Paschoal Senise and Jandyra França, who were classmates of Mathias in the first class to graduate in Chemistry, back in 1935, were granted their PhDs in March 1942. “Mathias got his degree in January because he was about to leave for the United States on a scholarship program granted by the Rockefeller Foundation. The university allowed the graduation ceremony to be held earlier,” says the 90-year old Senise, who still goes frequently to the USP Chemistry Institute. The title of the thesis was “Sobre mercaptanas bivalents e sulfeto-dimercaptanas” (Bivalent mercaptan and sulfur-di-mercaptan), a study about organic compounds of sulfur.

Mathias had been inclined towards physical chemistry; neither professors Heinrich Rheinboldt, a German researcher hired to implement the chemistry course at USP, nor Heinrich Hauptmann, his assistant, were experts in this field. The Rockefeller Foundation scholarship was an excellent opportunity for the creation of this field of study. Mathias spent two years at the University of Wisconsin and came back to Brazil to teach physical chemistry. By then, he had already married Ruth Ann, an American with whom he had two children, Regina and Gilberto. Rheinboldt asked Mathias to set up the first physical chemistry laboratory in Brazil, a task undertaken by Mathias with very little help, as there was no skilled labor in this field to help him.

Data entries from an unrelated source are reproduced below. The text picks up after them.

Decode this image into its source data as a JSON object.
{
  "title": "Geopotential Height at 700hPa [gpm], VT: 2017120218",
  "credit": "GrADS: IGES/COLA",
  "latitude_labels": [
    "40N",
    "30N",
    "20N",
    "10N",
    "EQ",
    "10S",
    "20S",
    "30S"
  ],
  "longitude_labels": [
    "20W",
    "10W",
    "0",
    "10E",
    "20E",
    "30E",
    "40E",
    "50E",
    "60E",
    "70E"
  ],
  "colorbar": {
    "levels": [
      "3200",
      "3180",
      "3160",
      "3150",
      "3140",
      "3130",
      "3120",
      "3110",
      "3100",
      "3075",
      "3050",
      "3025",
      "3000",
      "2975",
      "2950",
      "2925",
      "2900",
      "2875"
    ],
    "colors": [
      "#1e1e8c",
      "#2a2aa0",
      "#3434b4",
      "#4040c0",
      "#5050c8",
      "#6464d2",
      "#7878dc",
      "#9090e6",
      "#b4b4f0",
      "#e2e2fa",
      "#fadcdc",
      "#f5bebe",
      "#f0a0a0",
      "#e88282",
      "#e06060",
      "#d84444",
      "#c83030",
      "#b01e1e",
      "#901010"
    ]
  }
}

Family archivesMathias after retirement, eyes only for the history of scienceFamily archives

As the years went by, administrative duties robbed him of the time to devote himself to research. In 1960, he became the Chairman of the Chemistry Department and coordinated the department’s relocation to the future Chemistry Institute building at the Cidade Universitária campus. This relocation was particularly complicated, as it involved integrating the chemistry department of the FFSC college with the other chemistry institutes (those of the Engineering, Medicine, Pharmacy and Veterinary Medicine Schools). “This was his legacy to USP; Mathias always strove to develop and integrate the university,” says Ana Maria Alfonso-Goldfarb, a professor and researcher of the history of science, who is also the founder and coordinator of the Simão Mathias Center of Studies in the History of Science at the São Paulo Catholic University (Cesima/PUC-SP).

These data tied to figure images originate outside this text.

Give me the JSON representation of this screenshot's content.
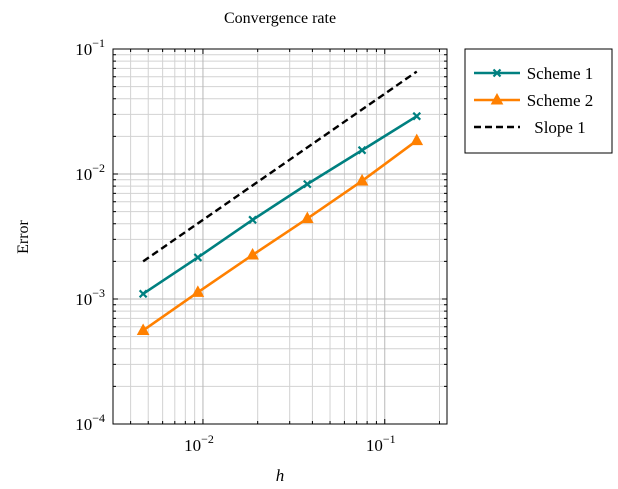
{
  "chart_data": {
    "type": "line",
    "title": "Convergence rate",
    "xlabel": "h",
    "ylabel": "Error",
    "xscale": "log",
    "yscale": "log",
    "xlim": [
      0.0032,
      0.22
    ],
    "ylim": [
      0.0001,
      0.1
    ],
    "grid": true,
    "legend_position": "outside-top-right",
    "x_ticks": [
      {
        "value": 0.01,
        "base": "10",
        "exp": "−2"
      },
      {
        "value": 0.1,
        "base": "10",
        "exp": "−1"
      }
    ],
    "y_ticks": [
      {
        "value": 0.0001,
        "base": "10",
        "exp": "−4"
      },
      {
        "value": 0.001,
        "base": "10",
        "exp": "−3"
      },
      {
        "value": 0.01,
        "base": "10",
        "exp": "−2"
      },
      {
        "value": 0.1,
        "base": "10",
        "exp": "−1"
      }
    ],
    "series": [
      {
        "name": "Scheme 1",
        "color": "#008080",
        "marker": "x",
        "dash": "solid",
        "x": [
          0.0046875,
          0.009375,
          0.01875,
          0.0375,
          0.075,
          0.15
        ],
        "y": [
          0.0011,
          0.00215,
          0.0043,
          0.0083,
          0.0155,
          0.029
        ]
      },
      {
        "name": "Scheme 2",
        "color": "#ff8000",
        "marker": "triangle",
        "dash": "solid",
        "x": [
          0.0046875,
          0.009375,
          0.01875,
          0.0375,
          0.075,
          0.15
        ],
        "y": [
          0.00056,
          0.00113,
          0.00225,
          0.0044,
          0.0088,
          0.0185
        ]
      },
      {
        "name": "Slope 1",
        "color": "#000000",
        "marker": "none",
        "dash": "dashed",
        "x": [
          0.0046875,
          0.15
        ],
        "y": [
          0.002,
          0.066
        ]
      }
    ]
  }
}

In addition to his activities at the university, Mathias was also involved in creating associations, such as the Brazilian Chemical Society (SBQ-Sociedade Brasileira de Química) and the Brazilian Society of Science History (SBHC – Sociedade Brasileira de História da Ciência), created in 1985 and of which he was one of the chairmen. He was also secretary of the Brazilian Society for the Advancement of Science (Sociedade Brasileira para o Progresso da Ciência) from 1969 to 1973, during the darkest period of Brazil’s military dictatorship. His house was broken into and searched and he was interrogated because of his involvement with sectors of society that were against the military regime. “Simão Mathias had a deep sense of fairness and balance, which does not go hand-in-hand with authoritarian regimes,” says Márcia Ferraz, a researcher and vice-coordinator of Cesima. This year, which celebrates Mathias’ centennial, the SBQ and Cesima have planned several events to honor the researcher’s contributions to science and to the university.

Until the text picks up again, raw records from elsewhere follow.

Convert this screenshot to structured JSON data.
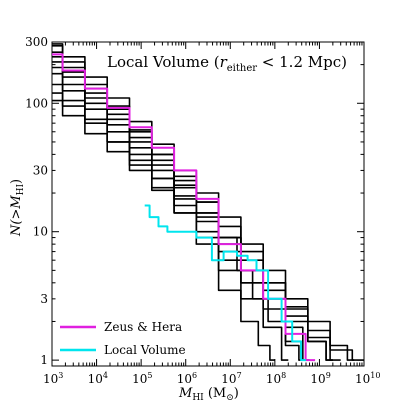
{
  "chart_data": {
    "type": "line",
    "title": "Local Volume (",
    "title_math": {
      "symbol": "r",
      "subscript": "either",
      "relation": " < 1.2 Mpc)"
    },
    "xlabel": {
      "symbol": "M",
      "subscript": "HI",
      "unit_open": " (M",
      "unit_symbol": "⊙",
      "unit_close": ")"
    },
    "ylabel": {
      "prefix": "N(>",
      "symbol": "M",
      "subscript": "HI",
      "suffix": ")"
    },
    "xscale": "log",
    "yscale": "log",
    "xlim": [
      1000,
      10000000000
    ],
    "ylim": [
      0.9,
      300
    ],
    "x_ticks": [
      {
        "base": "10",
        "exp": "3",
        "value": 1000
      },
      {
        "base": "10",
        "exp": "4",
        "value": 10000
      },
      {
        "base": "10",
        "exp": "5",
        "value": 100000
      },
      {
        "base": "10",
        "exp": "6",
        "value": 1000000
      },
      {
        "base": "10",
        "exp": "7",
        "value": 10000000
      },
      {
        "base": "10",
        "exp": "8",
        "value": 100000000
      },
      {
        "base": "10",
        "exp": "9",
        "value": 1000000000
      },
      {
        "base": "10",
        "exp": "10",
        "value": 10000000000
      }
    ],
    "y_ticks": [
      {
        "label": "1",
        "value": 1
      },
      {
        "label": "3",
        "value": 3
      },
      {
        "label": "10",
        "value": 10
      },
      {
        "label": "30",
        "value": 30
      },
      {
        "label": "100",
        "value": 100
      },
      {
        "label": "300",
        "value": 300
      }
    ],
    "legend": {
      "placement": "bottom-left",
      "entries": [
        {
          "label": "Zeus & Hera",
          "color": "#e020e0"
        },
        {
          "label": "Local Volume",
          "color": "#00e5ee"
        }
      ]
    },
    "series": [
      {
        "kind": "simulation",
        "color": "#000000",
        "x": [
          1000,
          3000,
          10000,
          30000,
          100000,
          300000,
          1000000,
          3000000,
          10000000,
          30000000,
          100000000,
          300000000,
          1000000000,
          3000000000,
          6000000000
        ],
        "y": [
          290,
          230,
          160,
          110,
          72,
          48,
          30,
          20,
          13,
          8,
          5,
          3,
          2,
          1.3,
          1
        ]
      },
      {
        "kind": "simulation",
        "color": "#000000",
        "x": [
          1000,
          3000,
          10000,
          30000,
          100000,
          300000,
          1000000,
          3000000,
          10000000,
          30000000,
          100000000,
          300000000,
          1000000000,
          3000000000
        ],
        "y": [
          250,
          190,
          130,
          90,
          60,
          40,
          25,
          17,
          11,
          7,
          4,
          2.5,
          1.5,
          1
        ]
      },
      {
        "kind": "simulation",
        "color": "#000000",
        "x": [
          1000,
          3000,
          10000,
          30000,
          100000,
          300000,
          1000000,
          3000000,
          10000000,
          30000000,
          100000000,
          300000000,
          600000000
        ],
        "y": [
          210,
          160,
          110,
          75,
          50,
          33,
          22,
          14,
          9,
          5,
          3,
          1.8,
          1
        ]
      },
      {
        "kind": "simulation",
        "color": "#000000",
        "x": [
          1000,
          3000,
          10000,
          30000,
          100000,
          300000,
          1000000,
          3000000,
          10000000,
          30000000,
          100000000,
          300000000,
          1000000000,
          2000000000
        ],
        "y": [
          190,
          140,
          100,
          68,
          45,
          30,
          19,
          12,
          8,
          5,
          3.5,
          2.2,
          1.4,
          1
        ]
      },
      {
        "kind": "simulation",
        "color": "#000000",
        "x": [
          1000,
          3000,
          10000,
          30000,
          100000,
          300000,
          1000000,
          3000000,
          10000000,
          30000000,
          100000000,
          200000000
        ],
        "y": [
          170,
          125,
          90,
          60,
          40,
          26,
          16,
          10,
          5,
          3,
          1.8,
          1
        ]
      },
      {
        "kind": "simulation",
        "color": "#000000",
        "x": [
          1000,
          3000,
          10000,
          30000,
          100000,
          300000,
          1000000,
          3000000,
          10000000,
          30000000,
          60000000,
          100000000
        ],
        "y": [
          140,
          105,
          75,
          50,
          33,
          22,
          14,
          8,
          3.5,
          2,
          1.3,
          1
        ]
      },
      {
        "kind": "simulation",
        "color": "#000000",
        "x": [
          1000,
          3000,
          10000,
          30000,
          100000,
          300000,
          1000000,
          3000000,
          10000000,
          30000000,
          100000000,
          300000000,
          1000000000,
          3000000000,
          10000000000
        ],
        "y": [
          120,
          95,
          70,
          50,
          36,
          26,
          18,
          13,
          9,
          6,
          4,
          2.6,
          1.7,
          1.2,
          1
        ]
      },
      {
        "kind": "simulation",
        "color": "#000000",
        "x": [
          1000,
          3000,
          10000,
          30000,
          100000,
          300000,
          1000000,
          3000000,
          10000000,
          30000000,
          100000000,
          300000000,
          1000000000,
          2000000000
        ],
        "y": [
          105,
          80,
          58,
          42,
          30,
          21,
          14,
          9,
          6,
          4,
          3,
          2,
          1.4,
          1
        ]
      },
      {
        "kind": "simulation",
        "color": "#000000",
        "x": [
          1000,
          3000,
          10000,
          30000,
          100000,
          300000,
          1000000,
          3000000,
          10000000,
          20000000,
          50000000,
          100000000,
          300000000,
          400000000
        ],
        "y": [
          280,
          210,
          140,
          95,
          62,
          40,
          27,
          17,
          9,
          5,
          3,
          2,
          1.3,
          1
        ]
      },
      {
        "kind": "simulation",
        "color": "#000000",
        "x": [
          1000,
          3000,
          10000,
          30000,
          100000,
          300000,
          1000000,
          3000000,
          10000000,
          30000000,
          100000000,
          300000000,
          500000000
        ],
        "y": [
          230,
          175,
          120,
          82,
          54,
          36,
          23,
          14,
          7,
          4,
          2.5,
          1.4,
          1
        ]
      },
      {
        "name": "Zeus & Hera",
        "kind": "simulation-highlight",
        "color": "#e020e0",
        "x": [
          1000,
          3000,
          10000,
          30000,
          100000,
          300000,
          1000000,
          3000000,
          10000000,
          30000000,
          100000000,
          300000000,
          800000000
        ],
        "y": [
          240,
          180,
          130,
          92,
          65,
          45,
          30,
          18,
          8,
          5,
          3,
          1.6,
          1
        ]
      },
      {
        "name": "Local Volume",
        "kind": "observed",
        "color": "#00e5ee",
        "x": [
          120000,
          200000,
          300000,
          500000,
          1000000,
          3000000,
          5000000,
          10000000,
          20000000,
          30000000,
          50000000,
          100000000,
          200000000,
          300000000,
          500000000
        ],
        "y": [
          16,
          13,
          11,
          10,
          10,
          9,
          6,
          7,
          6.5,
          6,
          5,
          3,
          2,
          1.4,
          1
        ]
      }
    ]
  }
}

After retiring in 1978, he went back to a field he had always been interested in, namely the history of science. Thereafter, he became the catalyst for new generations of science history professors and researchers. Until his death in 1991 at the age of 83, Mathias dedicated himself to building up a field other than chemistry. Ana Maria defines the scientist in one word: “Scholar. Simão Mathias was a scholar, a creator of schools of thought, which he did with strictness and generosity.”